All over Tibet, there have been reports of people burning wild animal furs since the Dalai Lama made his appeal at a Buddhist prayer meeting in Amravati in Maharashtra in January.
Thousands of Tibetans attended the festival and many carried the Dalai Lama’s words back to their homeland.
Conservationists say there has been a sharp rise in the poaching of tigers and leopards in India in recent years to feed an explosion of demand from Tibet. They say the tiger faced wipe-out in India as a result.
But now there is renewed hope.
“The reaction of the Tibetan people, now they have been made aware of the results of their actions ? it gives a little bit of light at the end of the tunnel for the Indian tiger,” said Belinda Wright of the Wildlife Protection Society of India.
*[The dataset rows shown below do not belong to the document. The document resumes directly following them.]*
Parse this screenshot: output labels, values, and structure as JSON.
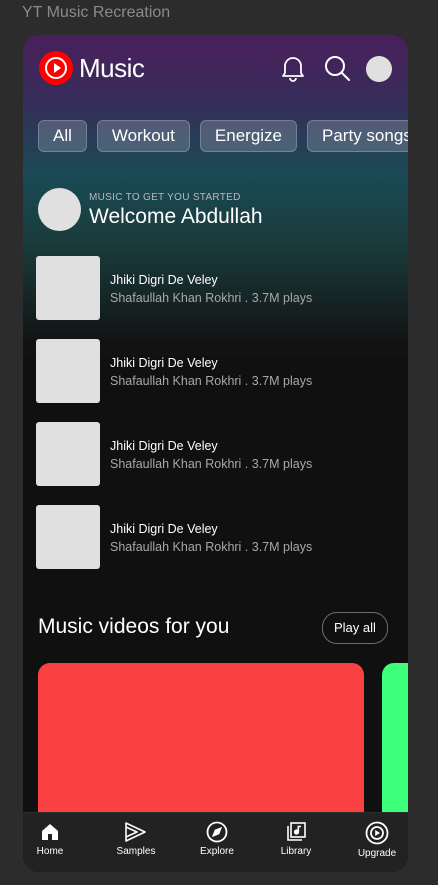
{
  "frame_title": "YT Music Recreation",
  "header": {
    "brand": "Music",
    "colors": {
      "logo": "#ff0000",
      "gradient_top": "#4a1f5c",
      "gradient_mid": "#1a4a55"
    },
    "icons": [
      "notification-bell-icon",
      "search-icon",
      "avatar"
    ]
  },
  "chips": [
    "All",
    "Workout",
    "Energize",
    "Party songs"
  ],
  "welcome": {
    "subtitle": "MUSIC TO GET YOU STARTED",
    "title": "Welcome Abdullah"
  },
  "songs": [
    {
      "title": "Jhiki Digri De Veley",
      "meta": "Shafaullah Khan Rokhri . 3.7M plays"
    },
    {
      "title": "Jhiki Digri De Veley",
      "meta": "Shafaullah Khan Rokhri . 3.7M plays"
    },
    {
      "title": "Jhiki Digri De Veley",
      "meta": "Shafaullah Khan Rokhri . 3.7M plays"
    },
    {
      "title": "Jhiki Digri De Veley",
      "meta": "Shafaullah Khan Rokhri . 3.7M plays"
    }
  ],
  "videos_section": {
    "title": "Music videos for you",
    "play_all": "Play all",
    "card_colors": [
      "#fa4141",
      "#3dff7a"
    ]
  },
  "bottom_nav": [
    {
      "label": "Home",
      "icon": "home-icon"
    },
    {
      "label": "Samples",
      "icon": "samples-icon"
    },
    {
      "label": "Explore",
      "icon": "explore-icon"
    },
    {
      "label": "Library",
      "icon": "library-icon"
    },
    {
      "label": "Upgrade",
      "icon": "upgrade-icon"
    }
  ]
}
An ancient tradition of wearing animal furs seemed to have been revived in Tibet in recent years, partly perhaps as a result of greater disposable income.
Since December 1999, 18 of 19 major seizures of wildlife parts or skins in India either involved Tibetans or were strongly linked to Tibet, said Wright.
In January, the Dalai Lama said he was “ashamed” to see images of Tibetans decorating themselves with skins and furs. “When you go back to your respective places, remember what I had said earlier and never use, sell or buy wild animals, their products or derivatives,” he told pilgrims at the Kalachakra, an initiation ceremony for Buddhists in Amravati.
Chinese authorities initially reacted with suspicion to the burning of skins, apparently seeing it as an expression of support for the Dalai Lama.
Eight Tibetans have been detained since late February in Sichuan province for carrying out the burning “under foreign influences”, according to Radio Free Asia, a US government-funded station.
A Tibetan delegate to China’s parliament denied reports of fur burning.
“There is no such problem,” said De Ji, a delegate from Shannan prefecture, south of the Tibetan capital Lhasa.
But Wright said the Chinese had taken some steps to outlaw the multi-million dollar trade in the past few days, which had until now been carried on openly on the streets and in the markets of Tibet.
“Frankly, the only country that hasn’t reacted is India. It has done nothing to clamp down on the illegal wildlife trade.”
India has ordered a tiger census after reports emerged last March that the entire population of up to 18 tigers in a sanctuary in western India had been killed by poachers.
A census in 2002 counted 3,642 tigers.
Wright said she saw 83 fresh tiger skins and thousands of fresh leopard skins on a trip to Tibet last year. In one street alone, in Linxia in Gansu province, she counted 163 leopard skins, most or all from India, on open display.